Question Answered for God’s Calling

With my nose to the grindstone and pure determination, I dealt with the changes in our Shadow family structure as each new girl came in. Our little team of people pitched in when they could. However, the question of my calling got louder as I pondered if I should stay or return to the States. I had to sort all of this out in my fatigued state of mind while life in the orphanage continued.

Josselin* and Lorena* suffered a major disagreement, with yelling and threats. They talked to the other girls, looking for supporters for their side. The division developed into a Hatfield-McCoy type of situation, and retaliation took place behind my back. I called a family meeting. With all of the girls present and wearing questioning looks, I drew a pretend line along the floor.

“Any of you who want to be part of this family and to serve in the love of the Lord, please come to my side. Those of you who don’t want to be part of this family, move to the other side.” I knew that they would come to my side of the line, but I also knew that they had to see this for themselves. It became a choice for them to make. The expected happened with lowered heads and tears. Suddenly, nobody could remember what caused the disagreement. Lorena looked at Josselin and gave a little grin. Others picked upon this action, and the girls broke out into giggles. We formed a circle, held hands, and prayed. The girls went to one another asking for forgiveness. It felt good to have unity again, even though it ended up being short-lived.

Two girls went into trances on a regular basis. It took a lot of talking and praying to get them to look me in the eye and for them to repeat the words, “I am a child of God.” Whatever had a hold on them broke when someone spoke these words aloud.

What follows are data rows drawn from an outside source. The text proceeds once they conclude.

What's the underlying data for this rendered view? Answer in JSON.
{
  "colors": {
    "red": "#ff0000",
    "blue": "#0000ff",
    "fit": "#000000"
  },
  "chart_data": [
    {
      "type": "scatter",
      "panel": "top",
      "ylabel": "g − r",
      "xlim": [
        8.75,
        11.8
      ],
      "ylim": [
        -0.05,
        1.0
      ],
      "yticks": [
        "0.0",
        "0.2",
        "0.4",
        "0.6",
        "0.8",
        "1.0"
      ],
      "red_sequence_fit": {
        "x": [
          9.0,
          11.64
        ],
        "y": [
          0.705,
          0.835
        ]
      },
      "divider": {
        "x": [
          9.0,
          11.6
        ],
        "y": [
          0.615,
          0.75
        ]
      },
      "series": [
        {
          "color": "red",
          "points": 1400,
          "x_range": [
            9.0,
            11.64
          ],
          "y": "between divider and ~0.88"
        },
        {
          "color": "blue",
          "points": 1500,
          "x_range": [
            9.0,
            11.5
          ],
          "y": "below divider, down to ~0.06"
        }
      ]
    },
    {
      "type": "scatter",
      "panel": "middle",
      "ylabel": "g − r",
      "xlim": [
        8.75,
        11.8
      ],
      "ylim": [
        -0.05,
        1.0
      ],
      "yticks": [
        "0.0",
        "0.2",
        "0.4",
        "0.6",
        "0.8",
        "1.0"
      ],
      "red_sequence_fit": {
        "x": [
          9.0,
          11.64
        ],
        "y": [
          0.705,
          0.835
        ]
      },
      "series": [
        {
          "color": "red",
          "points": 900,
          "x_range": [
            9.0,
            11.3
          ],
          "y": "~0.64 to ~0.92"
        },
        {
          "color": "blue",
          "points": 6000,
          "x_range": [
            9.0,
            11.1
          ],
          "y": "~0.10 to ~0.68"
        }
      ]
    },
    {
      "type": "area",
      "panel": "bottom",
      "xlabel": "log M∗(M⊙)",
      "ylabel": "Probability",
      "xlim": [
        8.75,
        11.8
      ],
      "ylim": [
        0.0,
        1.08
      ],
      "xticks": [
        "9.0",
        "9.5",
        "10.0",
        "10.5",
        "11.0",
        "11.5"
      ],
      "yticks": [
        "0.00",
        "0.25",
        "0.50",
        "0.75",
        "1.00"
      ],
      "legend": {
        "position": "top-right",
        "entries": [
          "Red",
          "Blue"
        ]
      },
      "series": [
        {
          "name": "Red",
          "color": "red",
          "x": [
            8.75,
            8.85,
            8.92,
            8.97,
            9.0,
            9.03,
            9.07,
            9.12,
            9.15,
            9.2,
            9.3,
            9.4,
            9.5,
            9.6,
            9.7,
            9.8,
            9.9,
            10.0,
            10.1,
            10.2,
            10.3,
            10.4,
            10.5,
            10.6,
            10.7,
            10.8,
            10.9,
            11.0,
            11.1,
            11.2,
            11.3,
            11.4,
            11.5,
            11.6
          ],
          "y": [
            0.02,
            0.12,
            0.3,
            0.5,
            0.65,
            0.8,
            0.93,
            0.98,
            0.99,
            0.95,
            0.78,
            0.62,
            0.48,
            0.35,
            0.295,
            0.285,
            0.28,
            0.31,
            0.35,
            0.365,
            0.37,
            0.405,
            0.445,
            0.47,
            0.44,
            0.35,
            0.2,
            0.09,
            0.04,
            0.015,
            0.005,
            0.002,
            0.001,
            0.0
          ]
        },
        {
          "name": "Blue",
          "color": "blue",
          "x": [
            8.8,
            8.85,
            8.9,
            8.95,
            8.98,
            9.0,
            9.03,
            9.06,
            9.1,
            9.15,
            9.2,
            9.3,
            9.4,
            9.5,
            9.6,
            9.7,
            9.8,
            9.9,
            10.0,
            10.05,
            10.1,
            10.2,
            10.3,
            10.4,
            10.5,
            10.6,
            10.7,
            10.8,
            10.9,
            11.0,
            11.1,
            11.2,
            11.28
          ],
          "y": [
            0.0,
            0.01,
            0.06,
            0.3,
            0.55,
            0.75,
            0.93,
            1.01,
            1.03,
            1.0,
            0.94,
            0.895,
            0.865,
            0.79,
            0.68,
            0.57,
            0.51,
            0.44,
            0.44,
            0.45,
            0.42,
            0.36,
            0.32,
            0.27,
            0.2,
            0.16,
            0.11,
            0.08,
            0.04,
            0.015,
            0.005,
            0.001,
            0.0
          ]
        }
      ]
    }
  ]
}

These trances happened at school and at home, sometimes several times a week, requiring constant attention.

The difficulties in the Home took their toll upon me physically and mentally. One particular day, I stood on the second-floor landing, looking down into the living room at some of the girls playing. My body cried out for some sleep. Discouraged and exhausted, I wanted to curl up in a ball somewhere and block everything out. I felt like the love and counsel I poured out was rewarded with lies and complaints. I slipped into feeling sorry for myself. In the midst of my thoughts, I heard the Lord say, “Carroll, where would each one of these children be right now if they weren’t in this orphanage?” That got my attention. My eyes scanned over several of them, and the reality hit me like a sledgehammer. In my mind’s eye, I saw two in prostitution. Another being sexually abused by the mother’s boyfriend, and another passed around like a toy among the street-gang members. Tears came to my eyes. Lord, please forgive me for my selfish attitude. You said you would give me what I need, and I think I need a heavy dose of strength and energy now.

My attitude took a turn that day. When I felt like I had come to the end of my rope, I looked at the girls around me and pictured where they might be if they were not with us. I wanted to be here with them. I hadn’t made a mistake hearing the call from the Lord.

With a larger population of girls, came time to hire a married couple to share the responsibility of the children. I took eight of the older girls and moved to an apartment below the big house. The additional help allowed me to find valuable time for rest.

*Names have been changed.

1 thought on “Question Answered for God’s Calling

  1. Dannie

    Thank you for your transparency in sharing this post. So many fail to show their human side when proclaiming the miracles God works through the ministry. This post allows us to identify with you and your struggles, as well as have hope for our own work in God’s service.